In trade and production, basic human rights are repeatedly violated within global supply chains, with child labour, exploitation, discrimination and inadequate protection under labour law. Since 2023, the law on corporate due diligence in supply chains has required German companies to do more to meet their global responsibilities.
At the same time, the Supply Chain Act ensures legal certainty and reduces competitive disadvantages for companies that have already voluntarily invested in sustainable supply chain management. From 2024 onwards it will apply to companies in Germany with at least 1,000 employees. In 2023 – the year it came into force – it applied to companies with at least 3,000 employees.
What does the Supply Chain Act regulate?
Companies’ responsibility is to extend along their entire supply chain, graduated in line with the opportunities they have to exert an influence. Companies must realise their obligations in their own field of business and vis-à-vis their direct suppliers. Indirect suppliers are involved as soon as the company receives substantiated reports of human rights violations at that level.
The legislation translates into concrete provisions the way in which companies have to comply with their due diligence obligations in the field of human rights. This involves analysing human rights-related risks, taking measures to prevent and mitigate human rights violations, setting up grievance mechanisms and reporting on their activities.

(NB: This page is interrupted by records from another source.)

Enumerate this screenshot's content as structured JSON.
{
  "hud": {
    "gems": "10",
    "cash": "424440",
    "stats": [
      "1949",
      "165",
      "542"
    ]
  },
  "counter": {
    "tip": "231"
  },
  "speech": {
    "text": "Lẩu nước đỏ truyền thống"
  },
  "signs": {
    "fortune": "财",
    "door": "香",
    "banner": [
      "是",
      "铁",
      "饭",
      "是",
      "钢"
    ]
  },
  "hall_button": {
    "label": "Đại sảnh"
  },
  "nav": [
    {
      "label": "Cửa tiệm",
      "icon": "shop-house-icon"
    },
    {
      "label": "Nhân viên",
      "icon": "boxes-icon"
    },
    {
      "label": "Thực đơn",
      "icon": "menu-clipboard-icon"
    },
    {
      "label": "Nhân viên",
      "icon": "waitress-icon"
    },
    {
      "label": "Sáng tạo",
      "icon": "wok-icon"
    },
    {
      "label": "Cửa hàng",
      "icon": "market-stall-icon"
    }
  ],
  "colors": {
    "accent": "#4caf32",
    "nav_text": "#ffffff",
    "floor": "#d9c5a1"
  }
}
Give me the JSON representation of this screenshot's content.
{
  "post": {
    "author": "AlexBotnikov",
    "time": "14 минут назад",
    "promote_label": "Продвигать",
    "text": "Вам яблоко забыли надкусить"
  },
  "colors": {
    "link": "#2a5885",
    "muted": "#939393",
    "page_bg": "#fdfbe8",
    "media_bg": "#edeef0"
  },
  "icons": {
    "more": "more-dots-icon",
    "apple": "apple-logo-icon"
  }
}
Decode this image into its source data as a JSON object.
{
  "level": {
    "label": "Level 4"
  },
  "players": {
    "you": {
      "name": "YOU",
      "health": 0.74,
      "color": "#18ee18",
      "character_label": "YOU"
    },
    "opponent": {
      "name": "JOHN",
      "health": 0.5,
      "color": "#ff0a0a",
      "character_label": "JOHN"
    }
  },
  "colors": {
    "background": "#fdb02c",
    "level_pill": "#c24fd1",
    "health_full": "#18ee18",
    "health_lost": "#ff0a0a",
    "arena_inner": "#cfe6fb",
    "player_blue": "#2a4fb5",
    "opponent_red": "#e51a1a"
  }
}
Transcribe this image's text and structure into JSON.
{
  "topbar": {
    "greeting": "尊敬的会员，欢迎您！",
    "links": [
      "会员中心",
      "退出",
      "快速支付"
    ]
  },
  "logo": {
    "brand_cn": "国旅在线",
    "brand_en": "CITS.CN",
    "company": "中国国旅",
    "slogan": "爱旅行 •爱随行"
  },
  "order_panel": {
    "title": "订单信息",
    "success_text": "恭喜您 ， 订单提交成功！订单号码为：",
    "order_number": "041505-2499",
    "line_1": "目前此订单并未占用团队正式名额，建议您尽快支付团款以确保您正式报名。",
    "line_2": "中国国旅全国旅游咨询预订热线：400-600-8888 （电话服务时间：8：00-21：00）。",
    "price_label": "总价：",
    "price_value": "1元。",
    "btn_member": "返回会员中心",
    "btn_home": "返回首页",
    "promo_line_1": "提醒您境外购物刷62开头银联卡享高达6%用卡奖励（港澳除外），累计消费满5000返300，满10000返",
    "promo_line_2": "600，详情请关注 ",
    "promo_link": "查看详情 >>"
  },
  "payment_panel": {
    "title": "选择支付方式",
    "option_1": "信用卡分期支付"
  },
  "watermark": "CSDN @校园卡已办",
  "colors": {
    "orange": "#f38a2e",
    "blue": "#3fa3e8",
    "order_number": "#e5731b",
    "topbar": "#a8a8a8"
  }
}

Protecting health and the environment
The legislation also covers environmental protection in cases were environmental risks can lead to human rights violations. This means that instances of environmental destruction are taken into account such as illegal deforestation, pesticide emissions, water and air pollution. It also establishes environment-related obligations arising from two international agreements to prevent health and environmental hazards posed by mercury and persistent organic pollutants.